When you talk with a lender about getting a mortgage on a home, one of the requirements you will discover is the need for homeowners insurance. This insurance covers your home in the event it is damaged in a storm or due to a fire. The lender requires you to hold this insurance because they own 80% (or more) of your property, depending on how large of a down payment you put down on the property.
Photo by PhotoJunkie! via Flickr
However, your homeowners insurance coverage does not cover every type of disaster that can impact your home. Most policies do not cover a wide range of potential dangers to your home.
Think your homeowners insurance has you covered? Think again. Check out these categories of destruction that are probably not covered on your current policy.
When water gets into your home, a cascade of bad things happen. Wood becomes warped. Carpet is ruined. Walls rot, and then worse yet, deadly mold can develop in hidden areas. Water inside the walls of your house is a very expensive problem to fix, one that many insurance companies do not want to cover. Your need for flood insurance is usually determined by whether or not your home sits in a floodplain. If it is, you will be required to purchase a separate flood insurance policy before you close on the home.
A different type of water damage, but one that is usually not covered under many regular homeowners insurance policies. This can cause similar damage as flooding inside your home, depending on how bad the backup is and how long it lasts.
Many homeowners insurance policies will cover wind damage, but balk at paying for rain and/or flood damage from a result of storms. You need to read your policy very carefully before making a decision on additional insurance coverage. Even some hurricane policies restrict damage to just that is caused by wind, not by rising flood waters. Read the fine print carefully.
Earthquakes that cause significant damage have traditionally occurred in the western United States. Does everyone need an earthquake insurance? As recent seismic activity has shown, these natural disasters can happen almost anywhere. If your policy doesn’t cover earthquakes and your area is hit by one — even as unlikely as it might be — you won’t be covered.
A tornado is a natural disaster of high velocity winds. Thankfully, your homeowners insurance coverage almost always covers damage from winds and hail. You should not need to purchase additional coverage for tornadoes. If you live in an area with a higher chance of tornadoes, be sure to check with your homeowners insurance company to make sure you are covered.

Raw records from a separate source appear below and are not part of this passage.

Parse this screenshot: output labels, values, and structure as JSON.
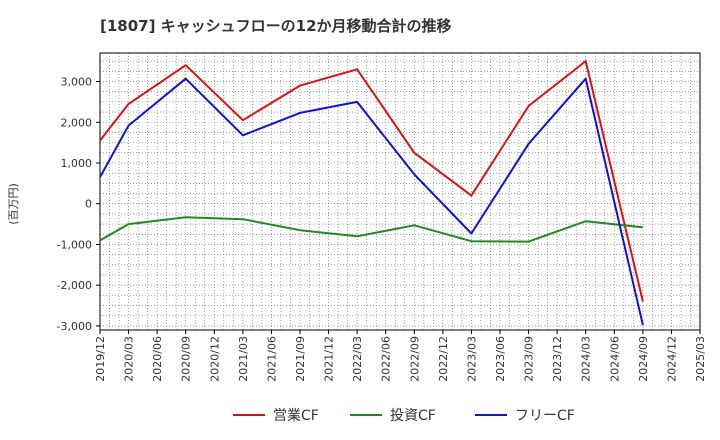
{
  "chart_data": {
    "type": "line",
    "title": "[1807]  キャッシュフローの12か月移動合計の推移",
    "ylabel": "(百万円)",
    "xlabel": "",
    "ylim": [
      -3100,
      3700
    ],
    "yticks": [
      3000,
      2000,
      1000,
      0,
      -1000,
      -2000,
      -3000
    ],
    "ytick_labels": [
      "3,000",
      "2,000",
      "1,000",
      "0",
      "-1,000",
      "-2,000",
      "-3,000"
    ],
    "categories": [
      "2019/12",
      "2020/03",
      "2020/06",
      "2020/09",
      "2020/12",
      "2021/03",
      "2021/06",
      "2021/09",
      "2021/12",
      "2022/03",
      "2022/06",
      "2022/09",
      "2022/12",
      "2023/03",
      "2023/06",
      "2023/09",
      "2023/12",
      "2024/03",
      "2024/06",
      "2024/09",
      "2024/12",
      "2025/03"
    ],
    "legend_position": "bottom",
    "grid": true,
    "series": [
      {
        "name": "営業CF",
        "color": "#dd1111",
        "values": [
          1550,
          2450,
          null,
          3400,
          null,
          2050,
          null,
          2900,
          null,
          3300,
          null,
          1250,
          null,
          200,
          null,
          2400,
          null,
          3500,
          null,
          -2400,
          null,
          null
        ]
      },
      {
        "name": "投資CF",
        "color": "#228822",
        "values": [
          -900,
          -500,
          null,
          -330,
          null,
          -380,
          null,
          -650,
          null,
          -800,
          null,
          -530,
          null,
          -920,
          null,
          -930,
          null,
          -430,
          null,
          -580,
          null,
          null
        ]
      },
      {
        "name": "フリーCF",
        "color": "#1111dd",
        "values": [
          650,
          1920,
          null,
          3070,
          null,
          1680,
          null,
          2230,
          null,
          2500,
          null,
          720,
          null,
          -730,
          null,
          1470,
          null,
          3070,
          null,
          -2980,
          null,
          null
        ]
      }
    ]
  }
}
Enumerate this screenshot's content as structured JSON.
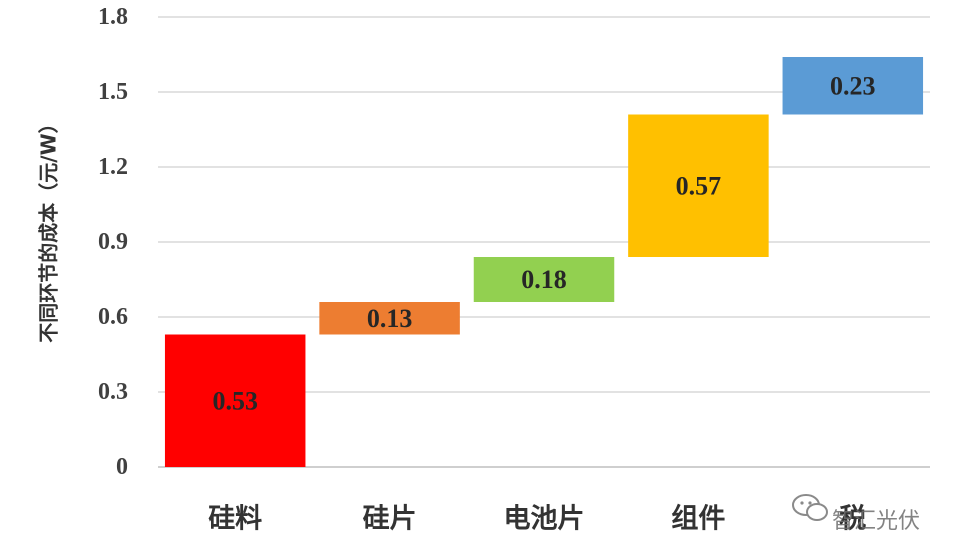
{
  "chart_data": {
    "type": "bar",
    "variant": "waterfall",
    "categories": [
      "硅料",
      "硅片",
      "电池片",
      "组件",
      "税"
    ],
    "values": [
      0.53,
      0.13,
      0.18,
      0.57,
      0.23
    ],
    "value_labels": [
      "0.53",
      "0.13",
      "0.18",
      "0.57",
      "0.23"
    ],
    "colors": [
      "#ff0000",
      "#ed7d31",
      "#92d050",
      "#ffc000",
      "#5b9bd5"
    ],
    "ylabel": "不同环节的成本（元/W）",
    "xlabel": "",
    "ylim": [
      0,
      1.8
    ],
    "yticks": [
      0,
      0.3,
      0.6,
      0.9,
      1.2,
      1.5,
      1.8
    ],
    "ytick_labels": [
      "0",
      "0.3",
      "0.6",
      "0.9",
      "1.2",
      "1.5",
      "1.8"
    ],
    "grid": true
  },
  "watermark": {
    "icon": "wechat-icon",
    "text": "智汇光伏"
  }
}
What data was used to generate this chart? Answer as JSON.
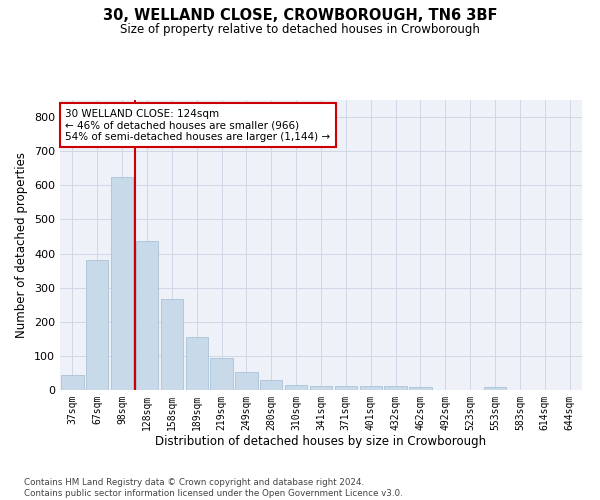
{
  "title": "30, WELLAND CLOSE, CROWBOROUGH, TN6 3BF",
  "subtitle": "Size of property relative to detached houses in Crowborough",
  "xlabel": "Distribution of detached houses by size in Crowborough",
  "ylabel": "Number of detached properties",
  "bins": [
    "37sqm",
    "67sqm",
    "98sqm",
    "128sqm",
    "158sqm",
    "189sqm",
    "219sqm",
    "249sqm",
    "280sqm",
    "310sqm",
    "341sqm",
    "371sqm",
    "401sqm",
    "432sqm",
    "462sqm",
    "492sqm",
    "523sqm",
    "553sqm",
    "583sqm",
    "614sqm",
    "644sqm"
  ],
  "values": [
    43,
    382,
    625,
    438,
    268,
    155,
    95,
    52,
    28,
    16,
    11,
    11,
    11,
    11,
    8,
    0,
    0,
    8,
    0,
    0,
    0
  ],
  "bar_color": "#c8d9ea",
  "bar_edgecolor": "#a0bcd4",
  "red_line_index": 3,
  "annotation_text": "30 WELLAND CLOSE: 124sqm\n← 46% of detached houses are smaller (966)\n54% of semi-detached houses are larger (1,144) →",
  "annotation_box_color": "#ffffff",
  "annotation_box_edgecolor": "#cc0000",
  "grid_color": "#d0d8e8",
  "background_color": "#eef2f8",
  "footnote": "Contains HM Land Registry data © Crown copyright and database right 2024.\nContains public sector information licensed under the Open Government Licence v3.0.",
  "ylim": [
    0,
    850
  ],
  "yticks": [
    0,
    100,
    200,
    300,
    400,
    500,
    600,
    700,
    800
  ]
}
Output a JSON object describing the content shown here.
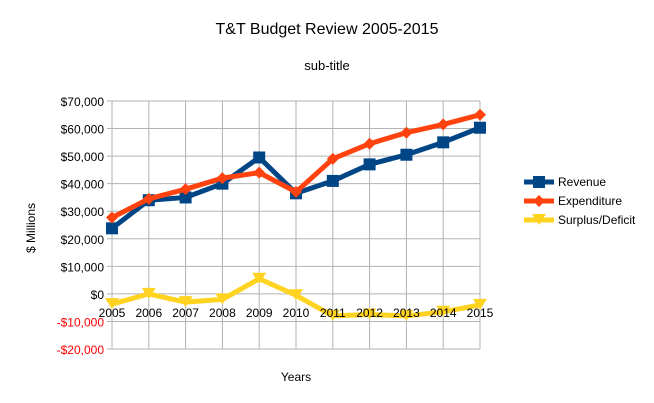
{
  "chart_data": {
    "type": "line",
    "title": "T&T Budget Review 2005-2015",
    "subtitle": "sub-title",
    "xlabel": "Years",
    "ylabel": "$ Millions",
    "ylim": [
      -20000,
      70000
    ],
    "yticks": [
      70000,
      60000,
      50000,
      40000,
      30000,
      20000,
      10000,
      0,
      -10000,
      -20000
    ],
    "ytick_labels": [
      "$70,000",
      "$60,000",
      "$50,000",
      "$40,000",
      "$30,000",
      "$20,000",
      "$10,000",
      "$0",
      "-$10,000",
      "-$20,000"
    ],
    "negative_label_color": "#ff0000",
    "grid": true,
    "legend": "right",
    "categories": [
      "2005",
      "2006",
      "2007",
      "2008",
      "2009",
      "2010",
      "2011",
      "2012",
      "2013",
      "2014",
      "2015"
    ],
    "series": [
      {
        "name": "Revenue",
        "color": "#004586",
        "marker": "square",
        "values": [
          23800,
          34000,
          35000,
          40000,
          49500,
          36500,
          41000,
          47000,
          50500,
          55000,
          60300
        ]
      },
      {
        "name": "Expenditure",
        "color": "#ff420e",
        "marker": "diamond",
        "values": [
          27700,
          34500,
          38000,
          42000,
          44000,
          37000,
          49000,
          54500,
          58500,
          61500,
          65000
        ]
      },
      {
        "name": "Surplus/Deficit",
        "color": "#ffd320",
        "marker": "triangle-down",
        "values": [
          -3700,
          0,
          -3000,
          -2000,
          5500,
          -500,
          -8000,
          -7500,
          -8000,
          -6500,
          -4000
        ]
      }
    ]
  }
}
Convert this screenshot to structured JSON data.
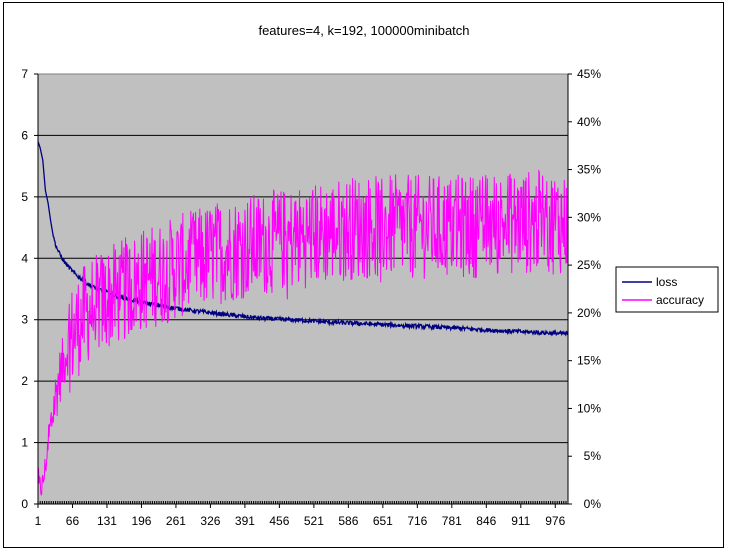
{
  "chart_data": {
    "type": "line",
    "title": "features=4, k=192, 100000minibatch",
    "x_tick_labels": [
      "1",
      "66",
      "131",
      "196",
      "261",
      "326",
      "391",
      "456",
      "521",
      "586",
      "651",
      "716",
      "781",
      "846",
      "911",
      "976"
    ],
    "x_range": [
      1,
      1000
    ],
    "y_left_range": [
      0,
      7
    ],
    "y_left_ticks": [
      "0",
      "1",
      "2",
      "3",
      "4",
      "5",
      "6",
      "7"
    ],
    "y_right_range": [
      0,
      45
    ],
    "y_right_ticks": [
      "0%",
      "5%",
      "10%",
      "15%",
      "20%",
      "25%",
      "30%",
      "35%",
      "40%",
      "45%"
    ],
    "gridlines": true,
    "plot_background": "#c0c0c0",
    "legend_position": "right",
    "series": [
      {
        "name": "loss",
        "axis": "left",
        "color": "#000080",
        "points": [
          [
            1,
            5.9
          ],
          [
            5,
            5.8
          ],
          [
            10,
            5.6
          ],
          [
            15,
            5.1
          ],
          [
            20,
            4.9
          ],
          [
            25,
            4.6
          ],
          [
            30,
            4.35
          ],
          [
            35,
            4.2
          ],
          [
            40,
            4.1
          ],
          [
            50,
            3.95
          ],
          [
            60,
            3.85
          ],
          [
            70,
            3.75
          ],
          [
            85,
            3.65
          ],
          [
            100,
            3.55
          ],
          [
            120,
            3.48
          ],
          [
            150,
            3.38
          ],
          [
            200,
            3.28
          ],
          [
            250,
            3.2
          ],
          [
            300,
            3.14
          ],
          [
            350,
            3.09
          ],
          [
            400,
            3.04
          ],
          [
            450,
            3.01
          ],
          [
            500,
            2.99
          ],
          [
            550,
            2.96
          ],
          [
            600,
            2.94
          ],
          [
            650,
            2.92
          ],
          [
            700,
            2.9
          ],
          [
            750,
            2.88
          ],
          [
            800,
            2.86
          ],
          [
            850,
            2.83
          ],
          [
            900,
            2.81
          ],
          [
            950,
            2.79
          ],
          [
            1000,
            2.77
          ]
        ]
      },
      {
        "name": "accuracy",
        "axis": "right",
        "color": "#ff00ff",
        "trend_points": [
          [
            1,
            1.5
          ],
          [
            10,
            2
          ],
          [
            20,
            6
          ],
          [
            30,
            10
          ],
          [
            40,
            13
          ],
          [
            50,
            15
          ],
          [
            60,
            17
          ],
          [
            80,
            19
          ],
          [
            100,
            20.5
          ],
          [
            150,
            22
          ],
          [
            200,
            23.5
          ],
          [
            250,
            24.5
          ],
          [
            300,
            25.5
          ],
          [
            350,
            26.5
          ],
          [
            400,
            27
          ],
          [
            450,
            27.5
          ],
          [
            500,
            28
          ],
          [
            550,
            28.5
          ],
          [
            600,
            29
          ],
          [
            650,
            29
          ],
          [
            700,
            29
          ],
          [
            800,
            29
          ],
          [
            900,
            29.5
          ],
          [
            1000,
            29.5
          ]
        ],
        "range_percent": [
          0,
          40
        ],
        "samples": 1000
      }
    ]
  }
}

If you need to purchase additional natural disaster insurance coverage, there are three main places to look:
While many “normal” homeowners insurance terms specifically write out certain causes for damage such as earthquakes, that doesn’t mean you won’t be able to purchase insurance from the company. The coverage will just be set up as a rider (e.g., additional option) to your current policy, or as a separate policy. Not every company will provide insurance coverage for the disasters you want to cover, so you may need to seek out a different company for your specialized policy.
If your current insurance company can’t offer you a policy to cover a specific disaster, you can keep your insurance with them while seeking out coverage from a different company. Start with quotes from major insurance companies, but be sure to also check with specialized firms that offer coverage just for certain disasters.
If you are having trouble finding insurance the government may offer coverage for you. One example of this is from FEMA’s National Flood Insurance Program. Your policy costs will be determined by your flood zone, your deductible choice, and the value of the insurance you are requesting.